A review of the literature shows that significant changes in clinical laboratories may be attributed to technological/equipment advances (Wilson 2000), pressure to contain costs and operate efficiently (Wright and Ferguson 2001), regulatory requirements (Mortland 2000), and healthcare trends (Felder et al. 1999). These four forces were studied with respect to both the physical environment and the delivery of laboratory services. Despite the articles that note the motivators of change, no recent research study was found that documents the comprehensive nature and rate of physical facility changes in hospital clinical laboratories. This study targets this gap in the research.

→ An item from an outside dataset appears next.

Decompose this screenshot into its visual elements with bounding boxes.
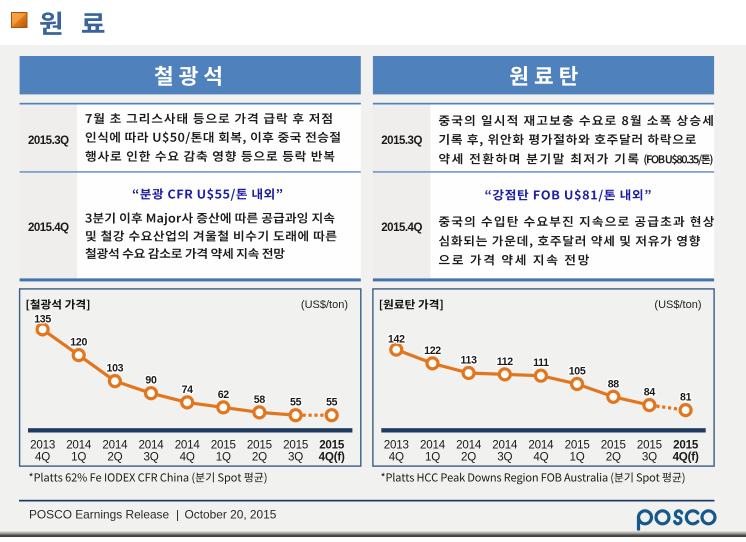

The fundamental question to answer is, “What is the nature and rate of change in the clinical laboratory?” To answer this general question, three areas are identified. First, it is necessary to explore the range of testing activities and human activities that are specific to clinical laboratories located in hospitals. Second, it is necessary to explore how the laboratory operates, or the technological processes that support diagnostic testing in the laboratory. Finally, it is necessary to explore the multiple layers that define the physical environment in relation to the first two areas to understand how, where and when the physical environment needs to change.
These three areas: specific activities, technological processes, and the physical environment provide a structure to ask more specific questions.
1. SpecificActivities
What specific activities change in the clinical laboratory? Where do they change? How do specific activities change? How often do they change in the laboratory?
2. Technological Processes
What technological processes change in the clinical laboratory? Where do they change? How do technological processes change? How often do they change?
3. Physical Environment
What aspects of the physical environment [infrastructure, space plan, and contents] change in the clinical laboratory? Where does the physical environment change? How does the physical environment change? How often does the physical environment change in the laboratory?
This report is organized into three sections: Methods, Findings, and Conclusions. First, the Methods section discusses the theoretical frameworks influencing this study, a proposed framework that applies to the clinical laboratory, and the research methods used: survey research and case study research. Second, the Findings section is organized around three areas: specific activities, technological processes, and the physical environment. Within each section, a series of claims have been formulated from the research. Following each claim, findings from the survey and case study research as well as the existing literature are integrated and presented as evidence. Finally, in the Conclusions section, the future of the clinical laboratory is outlined in relation to the idea of change. Responses from open- ended questions noting the clinical laboratory areas that anticipate the most changes in the next five years as well as strategies to prepare for these changes are discussed. In addition, four design principles are presented as strategies to plan for change.